• Fuset reclama reducir de nuevo los mercadillos ante el aumento  experimentado con el gobierno Catalá.
  • Fuset: “Hay que trabajar para tener  menos mojiterías y más horchaterías, menos humos y más artesanía para que la fiesta sea una aliada del comercio local”. 

El concejal de Compromís en el Ayuntamiento de València Pere Fuset ha reclamado este jueves – coincidiendo con la instalación de los mercadillos falleros en las calles – una nueva reducción contundente de la cantidad de paradas, así como priorizar la artesanía, el comercio local y el producto de proximidad frente al modelo actual dominado por unas “mojiterías” en aumento.

Desde Compromís apuntan que ante el aumento de mercadets de los últimos años, la última reducción de los mercadets se hizo hace una década junto a la limitación del tamaño de las paradas impulsada por el gobierno progresista, “hay que actuar urgentemente para frenar el aumento y la involución que perjudica la convivencia y la imagen de la fiesta”. La formación valencianista reclama un cambio de modelo que reduzca las paradas de bebida y fast food y priorice la artesanía y los productos valencianos.

“Una fiesta Patrimonio de la Humanidad debe escapar de esa dependencia económica de la venta de alcohol. Hay que trabajar para tener menos mojiterías y más horchaterías, menos humos y más artesanía para que la fiesta sea una aliada del comercio local” ha recalcado Fuset.

El concejal valencianista ha denunciado la opacidad del gobierno de Catalá para negarse a detallar la cifra final de autorizaciones.
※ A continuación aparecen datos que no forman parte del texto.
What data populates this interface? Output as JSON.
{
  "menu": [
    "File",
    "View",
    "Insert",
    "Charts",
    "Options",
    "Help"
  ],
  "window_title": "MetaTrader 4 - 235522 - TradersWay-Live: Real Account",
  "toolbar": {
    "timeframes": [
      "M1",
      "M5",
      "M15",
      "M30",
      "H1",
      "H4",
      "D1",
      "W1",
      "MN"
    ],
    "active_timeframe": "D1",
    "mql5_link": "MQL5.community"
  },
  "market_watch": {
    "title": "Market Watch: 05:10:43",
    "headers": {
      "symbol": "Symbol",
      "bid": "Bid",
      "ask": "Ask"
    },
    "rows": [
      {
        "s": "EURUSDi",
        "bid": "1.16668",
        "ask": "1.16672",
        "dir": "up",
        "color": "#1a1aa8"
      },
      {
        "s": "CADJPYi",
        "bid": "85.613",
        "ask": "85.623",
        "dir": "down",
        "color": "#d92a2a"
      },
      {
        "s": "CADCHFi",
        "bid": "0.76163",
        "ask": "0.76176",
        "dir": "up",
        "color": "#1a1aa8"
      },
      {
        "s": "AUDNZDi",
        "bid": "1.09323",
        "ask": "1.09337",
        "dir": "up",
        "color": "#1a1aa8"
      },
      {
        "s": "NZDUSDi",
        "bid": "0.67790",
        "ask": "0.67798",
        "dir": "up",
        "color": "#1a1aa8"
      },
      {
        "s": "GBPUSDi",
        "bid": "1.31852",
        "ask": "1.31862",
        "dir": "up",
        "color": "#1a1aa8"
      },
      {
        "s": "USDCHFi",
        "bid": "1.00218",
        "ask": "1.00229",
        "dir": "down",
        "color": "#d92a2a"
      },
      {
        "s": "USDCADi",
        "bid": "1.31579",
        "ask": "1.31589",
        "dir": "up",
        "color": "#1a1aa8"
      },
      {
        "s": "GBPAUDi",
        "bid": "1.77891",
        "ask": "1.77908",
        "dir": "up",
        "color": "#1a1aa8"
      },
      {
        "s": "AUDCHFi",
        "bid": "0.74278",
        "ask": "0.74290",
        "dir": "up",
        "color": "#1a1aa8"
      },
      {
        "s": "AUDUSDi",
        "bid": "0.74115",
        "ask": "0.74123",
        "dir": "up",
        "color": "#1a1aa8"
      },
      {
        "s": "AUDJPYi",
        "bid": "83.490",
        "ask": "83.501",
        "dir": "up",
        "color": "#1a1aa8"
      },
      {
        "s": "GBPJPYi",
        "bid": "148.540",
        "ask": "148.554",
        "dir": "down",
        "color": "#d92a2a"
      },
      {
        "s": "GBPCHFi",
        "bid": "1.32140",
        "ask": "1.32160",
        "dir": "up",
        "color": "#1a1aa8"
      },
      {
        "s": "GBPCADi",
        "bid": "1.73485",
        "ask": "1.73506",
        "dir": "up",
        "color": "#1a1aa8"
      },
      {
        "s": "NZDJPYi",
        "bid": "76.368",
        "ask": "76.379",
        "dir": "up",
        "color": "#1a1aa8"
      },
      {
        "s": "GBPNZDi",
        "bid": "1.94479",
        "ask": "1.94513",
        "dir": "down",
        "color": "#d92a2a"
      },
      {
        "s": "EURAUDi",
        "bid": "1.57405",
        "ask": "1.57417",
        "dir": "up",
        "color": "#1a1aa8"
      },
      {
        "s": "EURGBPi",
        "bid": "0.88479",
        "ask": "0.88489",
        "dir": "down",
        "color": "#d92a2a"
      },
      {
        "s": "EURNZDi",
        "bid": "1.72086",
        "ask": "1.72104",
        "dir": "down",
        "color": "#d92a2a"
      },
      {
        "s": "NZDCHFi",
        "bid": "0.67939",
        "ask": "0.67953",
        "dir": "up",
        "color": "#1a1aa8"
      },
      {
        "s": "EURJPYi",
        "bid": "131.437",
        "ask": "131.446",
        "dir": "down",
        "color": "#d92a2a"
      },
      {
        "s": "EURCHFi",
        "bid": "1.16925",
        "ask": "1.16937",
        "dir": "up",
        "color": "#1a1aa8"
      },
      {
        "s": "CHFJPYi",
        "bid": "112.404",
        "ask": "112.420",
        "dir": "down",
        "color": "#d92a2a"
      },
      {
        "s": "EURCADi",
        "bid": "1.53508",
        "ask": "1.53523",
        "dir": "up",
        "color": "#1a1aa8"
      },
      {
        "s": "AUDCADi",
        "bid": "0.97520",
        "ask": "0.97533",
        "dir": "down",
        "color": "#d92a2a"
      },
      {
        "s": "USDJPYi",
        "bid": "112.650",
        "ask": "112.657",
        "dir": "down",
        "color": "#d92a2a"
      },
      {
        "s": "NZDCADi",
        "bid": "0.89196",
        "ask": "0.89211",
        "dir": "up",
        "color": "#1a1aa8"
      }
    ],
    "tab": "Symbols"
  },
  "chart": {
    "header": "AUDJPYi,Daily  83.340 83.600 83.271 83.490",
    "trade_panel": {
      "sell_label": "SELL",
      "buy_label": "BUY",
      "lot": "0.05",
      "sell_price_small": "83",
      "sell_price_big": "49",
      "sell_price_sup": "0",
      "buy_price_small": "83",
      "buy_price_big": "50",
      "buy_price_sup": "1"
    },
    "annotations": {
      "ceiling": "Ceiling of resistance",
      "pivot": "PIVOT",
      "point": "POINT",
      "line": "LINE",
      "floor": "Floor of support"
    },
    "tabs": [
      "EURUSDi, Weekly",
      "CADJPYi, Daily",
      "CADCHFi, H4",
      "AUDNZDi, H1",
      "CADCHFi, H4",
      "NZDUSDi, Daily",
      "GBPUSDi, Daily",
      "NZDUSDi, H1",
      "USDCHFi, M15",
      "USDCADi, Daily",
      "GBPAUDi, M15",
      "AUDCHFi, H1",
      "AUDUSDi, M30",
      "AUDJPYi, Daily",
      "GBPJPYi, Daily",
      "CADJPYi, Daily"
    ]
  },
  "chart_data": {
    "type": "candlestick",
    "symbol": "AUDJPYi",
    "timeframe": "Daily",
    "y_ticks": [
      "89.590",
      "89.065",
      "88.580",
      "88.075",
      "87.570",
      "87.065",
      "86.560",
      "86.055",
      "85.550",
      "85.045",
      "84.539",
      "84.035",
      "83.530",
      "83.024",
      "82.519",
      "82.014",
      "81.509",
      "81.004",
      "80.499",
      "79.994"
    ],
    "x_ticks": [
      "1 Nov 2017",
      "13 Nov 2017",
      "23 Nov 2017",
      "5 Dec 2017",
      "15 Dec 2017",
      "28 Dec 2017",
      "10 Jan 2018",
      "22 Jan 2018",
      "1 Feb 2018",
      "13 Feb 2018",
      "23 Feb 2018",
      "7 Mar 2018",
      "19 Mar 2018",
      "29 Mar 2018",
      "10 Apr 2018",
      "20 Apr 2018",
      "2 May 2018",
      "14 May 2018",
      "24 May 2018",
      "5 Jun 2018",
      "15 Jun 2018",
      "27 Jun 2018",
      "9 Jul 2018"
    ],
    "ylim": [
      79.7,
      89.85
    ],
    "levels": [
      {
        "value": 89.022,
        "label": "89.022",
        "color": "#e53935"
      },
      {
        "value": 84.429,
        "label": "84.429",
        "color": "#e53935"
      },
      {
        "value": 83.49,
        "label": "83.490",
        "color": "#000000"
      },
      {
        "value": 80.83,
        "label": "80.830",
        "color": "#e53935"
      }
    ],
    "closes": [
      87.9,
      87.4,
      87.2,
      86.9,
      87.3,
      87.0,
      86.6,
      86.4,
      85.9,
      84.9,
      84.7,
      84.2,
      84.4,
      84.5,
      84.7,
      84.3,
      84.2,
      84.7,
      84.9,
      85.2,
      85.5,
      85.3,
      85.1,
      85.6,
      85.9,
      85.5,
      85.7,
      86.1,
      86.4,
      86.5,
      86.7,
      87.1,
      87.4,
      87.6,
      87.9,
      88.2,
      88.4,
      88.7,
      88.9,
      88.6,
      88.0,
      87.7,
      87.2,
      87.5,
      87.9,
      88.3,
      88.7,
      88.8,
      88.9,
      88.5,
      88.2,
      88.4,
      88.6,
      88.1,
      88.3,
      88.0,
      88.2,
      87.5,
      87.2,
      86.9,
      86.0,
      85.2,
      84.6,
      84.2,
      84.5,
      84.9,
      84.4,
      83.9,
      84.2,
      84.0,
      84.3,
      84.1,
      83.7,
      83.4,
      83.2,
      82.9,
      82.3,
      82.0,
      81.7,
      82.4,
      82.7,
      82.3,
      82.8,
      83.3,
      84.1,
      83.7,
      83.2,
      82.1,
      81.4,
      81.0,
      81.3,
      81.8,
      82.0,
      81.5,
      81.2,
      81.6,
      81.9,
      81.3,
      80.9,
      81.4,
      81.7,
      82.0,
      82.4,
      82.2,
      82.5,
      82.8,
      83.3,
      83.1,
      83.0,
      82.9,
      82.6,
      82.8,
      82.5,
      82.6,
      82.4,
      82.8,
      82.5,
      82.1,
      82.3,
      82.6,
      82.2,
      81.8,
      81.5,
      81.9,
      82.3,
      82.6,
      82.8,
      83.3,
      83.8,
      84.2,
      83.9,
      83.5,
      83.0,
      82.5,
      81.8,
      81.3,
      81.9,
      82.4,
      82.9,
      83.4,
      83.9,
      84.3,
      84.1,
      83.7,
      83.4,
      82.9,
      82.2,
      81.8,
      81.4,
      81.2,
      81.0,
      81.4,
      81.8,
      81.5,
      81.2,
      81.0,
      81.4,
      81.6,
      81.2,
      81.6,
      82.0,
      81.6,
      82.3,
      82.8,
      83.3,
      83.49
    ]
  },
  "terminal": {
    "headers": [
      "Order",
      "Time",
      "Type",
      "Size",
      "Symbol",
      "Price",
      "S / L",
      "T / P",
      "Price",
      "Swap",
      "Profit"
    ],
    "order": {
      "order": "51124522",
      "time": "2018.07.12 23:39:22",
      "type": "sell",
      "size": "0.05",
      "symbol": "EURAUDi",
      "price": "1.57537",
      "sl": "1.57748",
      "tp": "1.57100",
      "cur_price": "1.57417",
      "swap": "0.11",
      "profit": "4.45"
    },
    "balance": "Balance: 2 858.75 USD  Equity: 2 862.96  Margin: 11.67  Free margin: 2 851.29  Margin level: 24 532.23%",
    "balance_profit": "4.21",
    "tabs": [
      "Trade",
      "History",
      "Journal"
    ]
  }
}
Aun así, las respuestas oficiales hasta febrero evidencian el aumento del fenómeno: 162 mercadillos y 178 lugares de elaboración de alimentos (un 30% que en 2023) que se suman a las 165 bunyoleries (un 19% más que en 2023) , es decir, más de 500 puntos de venta repartidos por las demarcaciones falleras.

Para Compromís, más allá de las cifras “los crecientes incumplimientos de las condiciones confirman que el modelo está desbordado y que antes de llegar al colapso hay que reducir las paradas y reorientarlas”.

Así, Fuset ha instado al gobierno de PP y VOX a vigilar las normas que regulan estas instalaciones, como la accesibilidad, la prohibición de cocinas al aire libre, del uso de altavoces o de la instalación de mesas y sillas. “Es evidente que el aumento imposibilita inspecciones efectivas y que hace falta una reducción para garantizar que se respeten las reglas del juego” asegura Fuset.

Desde Compromís hacen un llamamiento a abrir diálogo con el mundo fallero sobre vías alternativas de financiación que permitan reducir la dependencia de este tipo de actividades. “Es lógico que las fallas busquen recursos, pero el Ayuntamiento debe implicarse para que estas no dependan del alcohol, de los humos y de una masificación en aumento”.